Lindquist, who is also the president of the Christina-Ina-Anka Lake Association, looks out from his shoreline now and sees sago pondweed all around. The plant is perfect feed for puddle and diving ducks alike.
“I’ve been more excited this year about Christina than I have been in a long time,” Lindquist said. “It’s been a long time coming where we feel like we can get a handle on a permanent solution to the food problem.”
Tom Carlson is a waterfowl habitat specialist for the DNR and was a part of the crew that did the plant surveys on Lake Christina. He’s confident that the installed pumps have given them the ability to manage the lake and help it produce the plants that will bring ducks back year after year.
“We showed that we could lower water levels in the winter to kill fish and we also have the abilities to manage the water levels in the summer if need be for the plants,” Carlson said. “The main objective was to draw the lake down in the winter to winter-kill fish. We’ve shown in the past that when we use different toxicants in the lake, that if we kill a good number of fish in the lake, the water does clear up and the plants come back.”
How fast the ducks come back remains to be seen. Schneider is expecting big numbers already this fall. Both Lindquist and Carlson agree that more ducks will find the lake on their migration with the food back in the lake. Those huge flocks, the ones Lindquist remembers of almost 20 years ago, those may take a little while to return.
“There will be birds there because there’s food there,” Carlson said. “But sometimes it does take a bit of time for the big numbers to start building up again. A lot of that depends too on what kind of food there is other places in the flyway.”

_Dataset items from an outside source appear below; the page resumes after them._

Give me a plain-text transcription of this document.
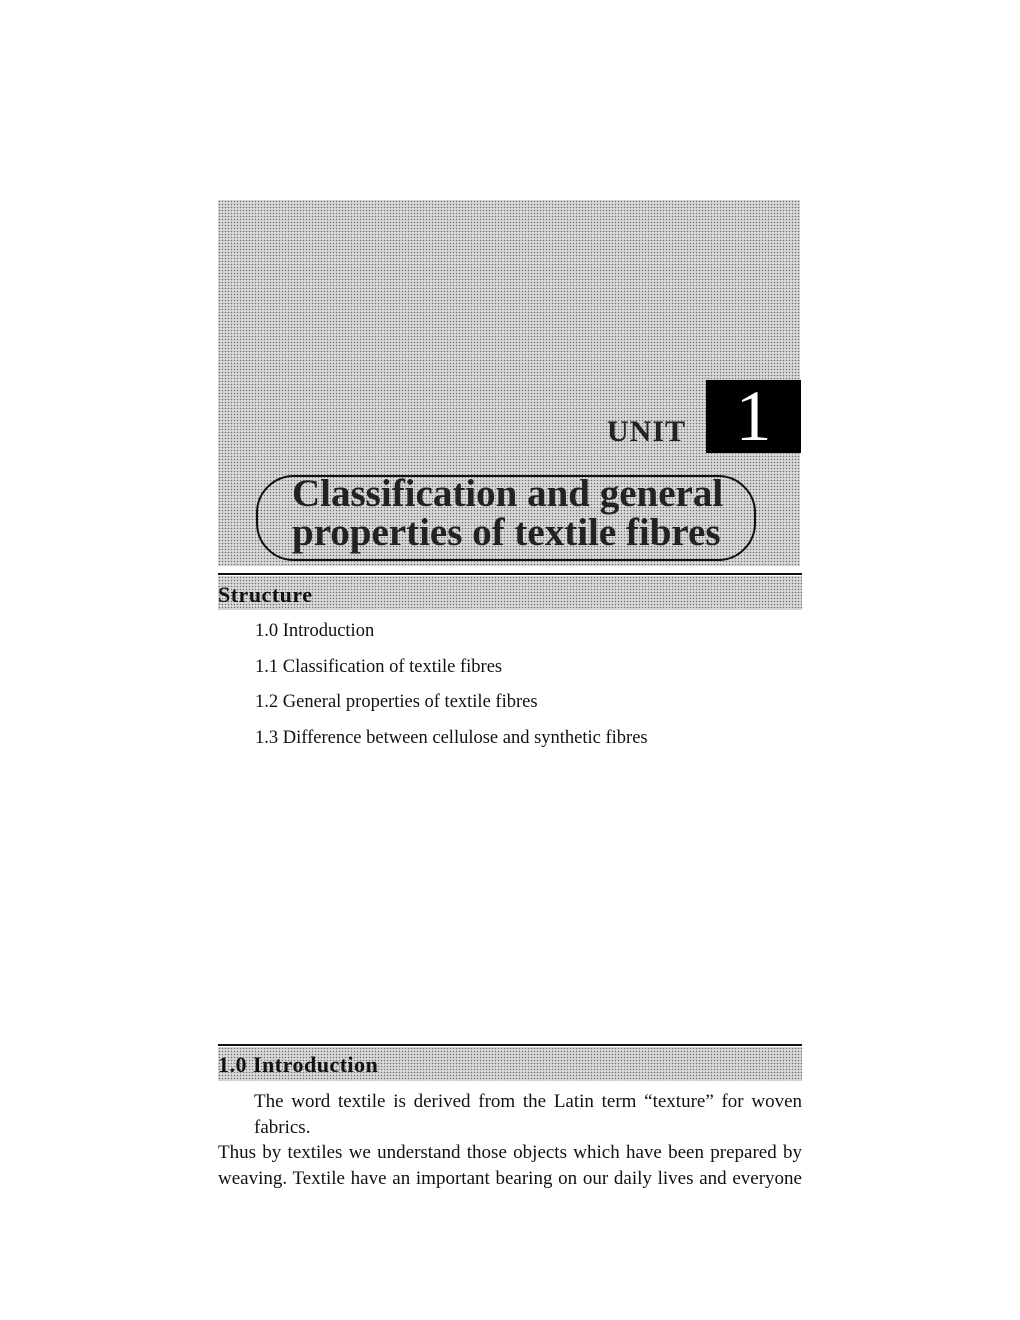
UNIT 1
Classification and general
properties of textile fibres
Structure
1.0 Introduction
1.1 Classification of textile fibres
1.2 General properties of textile fibres
1.3 Difference between cellulose and synthetic fibres
1.0 Introduction
The word textile is derived from the Latin term “texture” for woven fabrics.
Thus by textiles we understand those objects which have been prepared by
weaving. Textile have an important bearing on our daily lives and everyone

Lindquist is excited to see what this October will bring. There should be enough ducks to keep hunters busy as the Minnesota duck season opens up tomorrow, but the real rush should come sometime next month. With Christina healthy again, anticipation is there among hunters who can’t wait to see the canvasbacks, ring-necks and bluebills start streaming in.
“What Christina does is it provides hunting for the people that hunt the public access area and the private landowners,” Lindquist said. “But also it brings tremendous hunting to most of Douglas County and a lot of Grant and Otter Tail County because there are so many birds here. There will be a quarter of a million birds here when it’s healthy.”